Java 14 debuted on March 17, the first major update of the Java programming language in 2020.
Java 14 comes six months after the September 2019 release of Java 13, keeping with Oracle's plan to deliver at least two major Java updates a year. Among the new features in Java 14 are capabilities to improve developer productivity and code visibility and to enhance overall performance.
One of the new features, Java Enhancement Proposal 361 (JEP 361), makes Switch Expressions a standard feature in Java. Performance, meanwhile, is getting a boost via JEP 345 for NUMA-Aware Memory Allocation for the Java G1 garbage collector.
Java Flight Recorder Event Streaming
A key part of the Java Development Kit is the Java Flight Recorder (JFR) feature, which provides a tool to help profile Java applications for diagnostic purposes. In Java 14, Java Flight Recorder gains a new streaming data capability.
"JFR Event Streaming (JEP 349) is a new feature in Java 14 that I think people will be able to use right away," Georges Saab, vice president of development for the Java Platform at Oracle, told ITPro Today. "That changes the historical way that Java Flight Recorder data has been consumed, which is kind of in batch format, to now being available as sort of a stream of events that you can deal with in real time."
JFR Event Streaming is useful for anywhere that a Java Virtual Machine (JVM) is running, whether that's on-premises or in the cloud, according to Saab. He added that the new feature will help developers more easily figure out what's going on at application runtime as a program executes.
Another new feature in Java 14 is JEP 358 for Helpful NullPointerExceptions. A null pointer exception is a common type of coding flaw in which a pointer in the code does not point to a valid variable.
"It's about people being able to figure out when they run into a null pointer exception that they know exactly where they come from and how can they deal with it quickly and more effectively," Saab said.
Java 15 and Beyond
Java 14 also includes a number of features that will be in preview or incubation phase until they are mature enough for full standard availability. One such feature is the Packaging Tool (JEP 343), which is now in the incubation phase.

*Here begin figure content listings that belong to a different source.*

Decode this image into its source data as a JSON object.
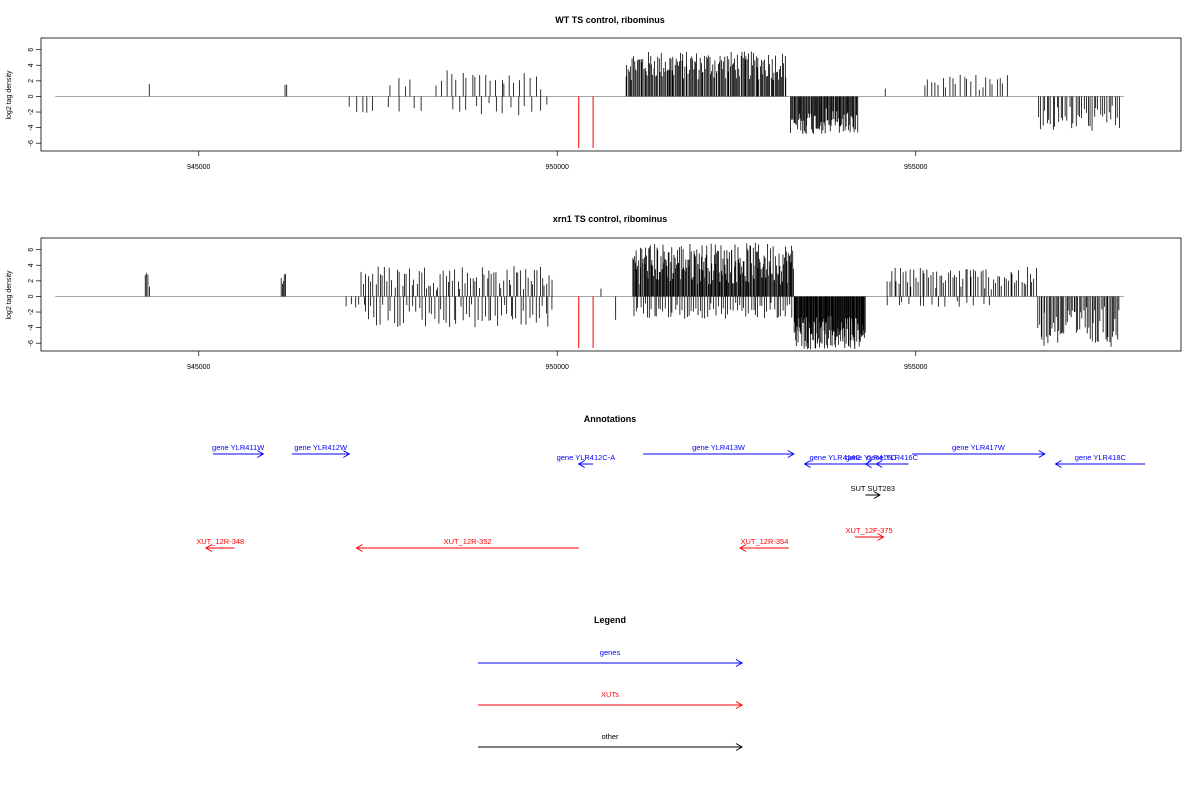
{
  "chart_data": [
    {
      "type": "bar",
      "title": "WT TS control, ribominus",
      "ylabel": "log2 tag density",
      "xlim": [
        942800,
        958700
      ],
      "ylim": [
        -7,
        7.5
      ],
      "xticks": [
        945000,
        950000,
        955000
      ],
      "yticks": [
        -6,
        -4,
        -2,
        0,
        2,
        4,
        6
      ],
      "baseline": {
        "from": 943000,
        "to": 957900,
        "y": 0,
        "color": "#999999"
      },
      "bar_color": "#000000",
      "red_color": "#ff0000",
      "spike_segments": [
        {
          "from": 944300,
          "to": 944320,
          "count": 1,
          "minAbs": 1.5,
          "maxAbs": 1.6,
          "sign": 1
        },
        {
          "from": 946200,
          "to": 946230,
          "count": 2,
          "minAbs": 1.0,
          "maxAbs": 1.7,
          "sign": 1
        },
        {
          "from": 947050,
          "to": 947500,
          "count": 5,
          "minAbs": 1.0,
          "maxAbs": 2.3,
          "sign": -1
        },
        {
          "from": 947650,
          "to": 948000,
          "count": 4,
          "minAbs": 1.0,
          "maxAbs": 2.5,
          "sign": 1
        },
        {
          "from": 947600,
          "to": 948200,
          "count": 4,
          "minAbs": 1.0,
          "maxAbs": 2.0,
          "sign": -1
        },
        {
          "from": 948300,
          "to": 949800,
          "count": 22,
          "minAbs": 0.8,
          "maxAbs": 3.4,
          "sign": 1
        },
        {
          "from": 948500,
          "to": 949900,
          "count": 14,
          "minAbs": 0.8,
          "maxAbs": 2.4,
          "sign": -1
        },
        {
          "from": 950950,
          "to": 953200,
          "count": 150,
          "minAbs": 2.0,
          "maxAbs": 5.8,
          "sign": 1
        },
        {
          "from": 953250,
          "to": 954200,
          "count": 80,
          "minAbs": 1.5,
          "maxAbs": 4.9,
          "sign": -1
        },
        {
          "from": 954550,
          "to": 954600,
          "count": 1,
          "minAbs": 1.0,
          "maxAbs": 1.0,
          "sign": 1
        },
        {
          "from": 955100,
          "to": 956300,
          "count": 24,
          "minAbs": 0.8,
          "maxAbs": 2.8,
          "sign": 1
        },
        {
          "from": 956700,
          "to": 957850,
          "count": 40,
          "minAbs": 1.0,
          "maxAbs": 4.5,
          "sign": -1
        }
      ],
      "red_marks": [
        {
          "x": 950300,
          "y": -6.6
        },
        {
          "x": 950500,
          "y": -6.6
        }
      ]
    },
    {
      "type": "bar",
      "title": "xrn1 TS control, ribominus",
      "ylabel": "log2 tag density",
      "xlim": [
        942800,
        958700
      ],
      "ylim": [
        -7,
        7.5
      ],
      "xticks": [
        945000,
        950000,
        955000
      ],
      "yticks": [
        -6,
        -4,
        -2,
        0,
        2,
        4,
        6
      ],
      "baseline": {
        "from": 943000,
        "to": 957900,
        "y": 0,
        "color": "#999999"
      },
      "bar_color": "#000000",
      "red_color": "#ff0000",
      "spike_segments": [
        {
          "from": 944240,
          "to": 944320,
          "count": 4,
          "minAbs": 1.2,
          "maxAbs": 3.2,
          "sign": 1
        },
        {
          "from": 946150,
          "to": 946220,
          "count": 5,
          "minAbs": 1.5,
          "maxAbs": 3.1,
          "sign": 1
        },
        {
          "from": 947050,
          "to": 947350,
          "count": 5,
          "minAbs": 0.8,
          "maxAbs": 1.6,
          "sign": -1
        },
        {
          "from": 947250,
          "to": 949950,
          "count": 80,
          "minAbs": 0.8,
          "maxAbs": 4.0,
          "sign": 1
        },
        {
          "from": 947300,
          "to": 949950,
          "count": 60,
          "minAbs": 0.8,
          "maxAbs": 4.0,
          "sign": -1
        },
        {
          "from": 950600,
          "to": 950620,
          "count": 1,
          "minAbs": 1.0,
          "maxAbs": 1.0,
          "sign": 1
        },
        {
          "from": 950800,
          "to": 950830,
          "count": 1,
          "minAbs": 3.0,
          "maxAbs": 3.0,
          "sign": -1
        },
        {
          "from": 951050,
          "to": 953300,
          "count": 200,
          "minAbs": 1.5,
          "maxAbs": 6.9,
          "sign": 1
        },
        {
          "from": 951050,
          "to": 953300,
          "count": 70,
          "minAbs": 0.8,
          "maxAbs": 3.0,
          "sign": -1
        },
        {
          "from": 953300,
          "to": 954300,
          "count": 120,
          "minAbs": 2.5,
          "maxAbs": 6.8,
          "sign": -1
        },
        {
          "from": 954600,
          "to": 956700,
          "count": 70,
          "minAbs": 0.8,
          "maxAbs": 3.8,
          "sign": 1
        },
        {
          "from": 954600,
          "to": 956100,
          "count": 15,
          "minAbs": 0.5,
          "maxAbs": 1.4,
          "sign": -1
        },
        {
          "from": 956700,
          "to": 957850,
          "count": 60,
          "minAbs": 1.0,
          "maxAbs": 6.5,
          "sign": -1
        }
      ],
      "red_marks": [
        {
          "x": 950300,
          "y": -6.6
        },
        {
          "x": 950500,
          "y": -6.6
        }
      ]
    }
  ],
  "annotations": {
    "title": "Annotations",
    "colors": {
      "gene": "#0000ff",
      "xut": "#ff0000",
      "other": "#000000"
    },
    "features": [
      {
        "label": "gene YLR411W",
        "type": "gene",
        "start": 945200,
        "end": 945900,
        "dir": "+",
        "row": 1
      },
      {
        "label": "gene YLR412W",
        "type": "gene",
        "start": 946300,
        "end": 947100,
        "dir": "+",
        "row": 1
      },
      {
        "label": "gene YLR412C-A",
        "type": "gene",
        "start": 950300,
        "end": 950500,
        "dir": "-",
        "row": 2
      },
      {
        "label": "gene YLR413W",
        "type": "gene",
        "start": 951200,
        "end": 953300,
        "dir": "+",
        "row": 1
      },
      {
        "label": "gene YLR414C",
        "type": "gene",
        "start": 953450,
        "end": 954300,
        "dir": "-",
        "row": 2
      },
      {
        "label": "gene YLR415C",
        "type": "gene",
        "start": 954300,
        "end": 954450,
        "dir": "-",
        "row": 2
      },
      {
        "label": "gene YLR416C",
        "type": "gene",
        "start": 954450,
        "end": 954900,
        "dir": "-",
        "row": 2
      },
      {
        "label": "gene YLR417W",
        "type": "gene",
        "start": 954950,
        "end": 956800,
        "dir": "+",
        "row": 1
      },
      {
        "label": "gene YLR418C",
        "type": "gene",
        "start": 956950,
        "end": 958200,
        "dir": "-",
        "row": 2
      },
      {
        "label": "SUT SUT283",
        "type": "other",
        "start": 954300,
        "end": 954500,
        "dir": "+",
        "row": 3
      },
      {
        "label": "XUT_12F-375",
        "type": "xut",
        "start": 954150,
        "end": 954550,
        "dir": "+",
        "row": 4
      },
      {
        "label": "XUT_12R-348",
        "type": "xut",
        "start": 945100,
        "end": 945500,
        "dir": "-",
        "row": 5
      },
      {
        "label": "XUT_12R-352",
        "type": "xut",
        "start": 947200,
        "end": 950300,
        "dir": "-",
        "row": 5
      },
      {
        "label": "XUT_12R-354",
        "type": "xut",
        "start": 952550,
        "end": 953230,
        "dir": "-",
        "row": 5
      }
    ]
  },
  "legend": {
    "title": "Legend",
    "items": [
      {
        "label": "genes",
        "color": "#0000ff"
      },
      {
        "label": "XUTs",
        "color": "#ff0000"
      },
      {
        "label": "other",
        "color": "#000000"
      }
    ]
  }
}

The packaging tool helps developers create self-contained Java applications. Rather than having separate delivery of a runtime like the Java Runtime Environment (JRE) from the application code that a developer might provide, JEP 343 gives people a way of packaging all of that together, Saab said.
"So, you can use jlink in order to create a slimmed-down runtime that is custom just for your application that includes only what your application needs," he said. "Then use the packaging tool to put that together into a format that can be delivered as a unit."